Sequence File由一个header和一个或多个record组成。

以上三种格式均使用相同的header结构，如下所示：
在这里插入图片描述

前3个字节为SEQ，表示该文件是序列文件，后跟一个字节表示实际版本号（例如SEQ4或SEQ6）。

Header中其他也包括key、value class名字、压缩细节、metadata、Sync marker。
Sync Marker同步标记，用于可以读取任意位置的数据。

1）、未压缩格式

未压缩的Sequence File文件由header、record、sync三个部分组成。

其中record包含了4个部分：record length（记录长度）、key length（键长）、key、value。

每隔几个record（100字节左右）就有一个同步标记
在这里插入图片描述

2）、基于record压缩格式

基于record压缩的Sequence File文件由header、record、sync三个部分组成。

其中record包含了4个部分：record length（记录长度）、key length（键长）、key、compressed value（被压缩的值）。

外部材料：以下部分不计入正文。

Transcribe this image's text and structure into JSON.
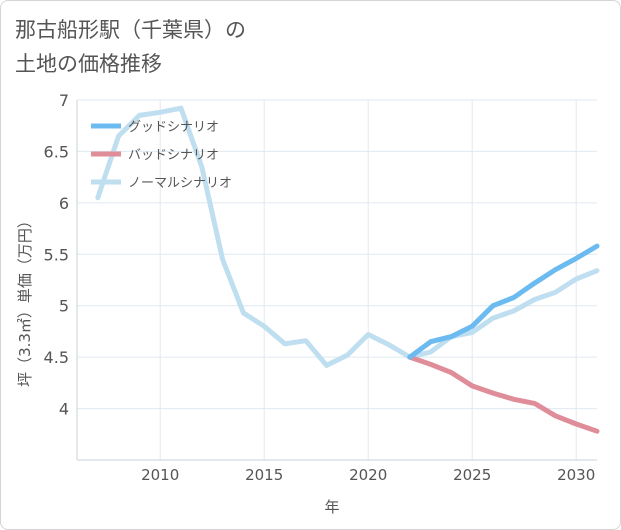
{
  "title_lines": [
    "那古船形駅（千葉県）の",
    "土地の価格推移"
  ],
  "chart_data": {
    "type": "line",
    "title": "那古船形駅（千葉県）の土地の価格推移",
    "xlabel": "年",
    "ylabel": "坪（3.3㎡）単価（万円）",
    "xlim": [
      2006,
      2031
    ],
    "ylim": [
      3.5,
      7
    ],
    "x_ticks": [
      2010,
      2015,
      2020,
      2025,
      2030
    ],
    "y_ticks": [
      4,
      4.5,
      5,
      5.5,
      6,
      6.5,
      7
    ],
    "y_tick_labels": [
      "4",
      "4.5",
      "5",
      "5.5",
      "6",
      "6.5",
      "7"
    ],
    "grid": true,
    "legend_position": "top-left",
    "series": [
      {
        "name": "グッドシナリオ",
        "color": "#6bbaf0",
        "x": [
          2022,
          2023,
          2024,
          2025,
          2026,
          2027,
          2028,
          2029,
          2030,
          2031
        ],
        "values": [
          4.5,
          4.65,
          4.7,
          4.8,
          5.0,
          5.08,
          5.22,
          5.35,
          5.46,
          5.58
        ]
      },
      {
        "name": "バッドシナリオ",
        "color": "#df8d98",
        "x": [
          2022,
          2023,
          2024,
          2025,
          2026,
          2027,
          2028,
          2029,
          2030,
          2031
        ],
        "values": [
          4.5,
          4.43,
          4.35,
          4.22,
          4.15,
          4.09,
          4.05,
          3.93,
          3.85,
          3.78
        ]
      },
      {
        "name": "ノーマルシナリオ",
        "color": "#bfdff0",
        "x": [
          2007,
          2008,
          2009,
          2010,
          2011,
          2012,
          2013,
          2014,
          2015,
          2016,
          2017,
          2018,
          2019,
          2020,
          2021,
          2022,
          2023,
          2024,
          2025,
          2026,
          2027,
          2028,
          2029,
          2030,
          2031
        ],
        "values": [
          6.05,
          6.65,
          6.85,
          6.88,
          6.92,
          6.35,
          5.45,
          4.93,
          4.8,
          4.63,
          4.66,
          4.42,
          4.52,
          4.72,
          4.62,
          4.5,
          4.55,
          4.7,
          4.74,
          4.88,
          4.95,
          5.06,
          5.13,
          5.26,
          5.34
        ]
      }
    ]
  }
}
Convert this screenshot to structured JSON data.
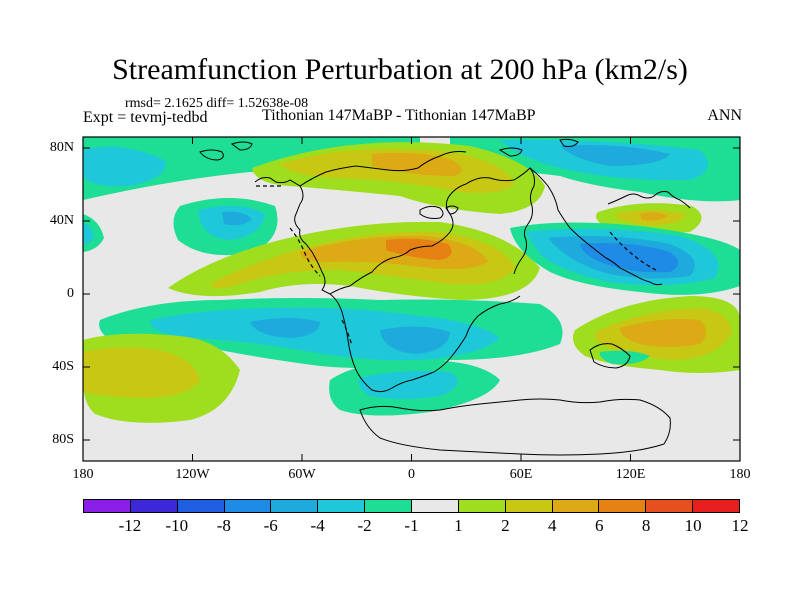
{
  "title": "Streamfunction Perturbation at 200 hPa (km2/s)",
  "stats": "rmsd= 2.1625 diff= 1.52638e-08",
  "expt": "Expt = tevmj-tedbd",
  "period": "Tithonian 147MaBP - Tithonian 147MaBP",
  "season": "ANN",
  "lat_labels": [
    "80N",
    "40N",
    "0",
    "40S",
    "80S"
  ],
  "lon_labels": [
    "180",
    "120W",
    "60W",
    "0",
    "60E",
    "120E",
    "180"
  ],
  "colorbar": {
    "labels": [
      "-12",
      "-10",
      "-8",
      "-6",
      "-4",
      "-2",
      "-1",
      "1",
      "2",
      "4",
      "6",
      "8",
      "10",
      "12"
    ],
    "colors": [
      "#8a1ee6",
      "#3c28d8",
      "#1e5ee0",
      "#1e8ce6",
      "#1eaadc",
      "#1ec8d8",
      "#1ede96",
      "#e8e8e8",
      "#9ede1e",
      "#c8c814",
      "#dcaa14",
      "#e68214",
      "#e6501e",
      "#e61e1e"
    ]
  },
  "map_colors": {
    "neutral": "#e8e8e8",
    "cyan": "#1ec8d8",
    "teal": "#1ede96",
    "light_blue": "#1eaadc",
    "blue": "#1e8ce6",
    "yellow_green": "#9ede1e",
    "olive": "#c8c814",
    "orange": "#dcaa14",
    "dark_orange": "#e68214"
  }
}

每隔几个record（100字节左右）就有一个同步标记。
在这里插入图片描述

3）、基于block压缩格式

基于block压缩的Sequence File文件由header、block、sync三个部分组成。

block指的是record block，可以理解为多个record记录组成的块。这个block和HDFS中分块存储的block（128M）是不同的概念。

Block中包括：record条数、压缩的key长度、压缩的keys、压缩的value长度、压缩的values。每隔一个block就有一个同步标记。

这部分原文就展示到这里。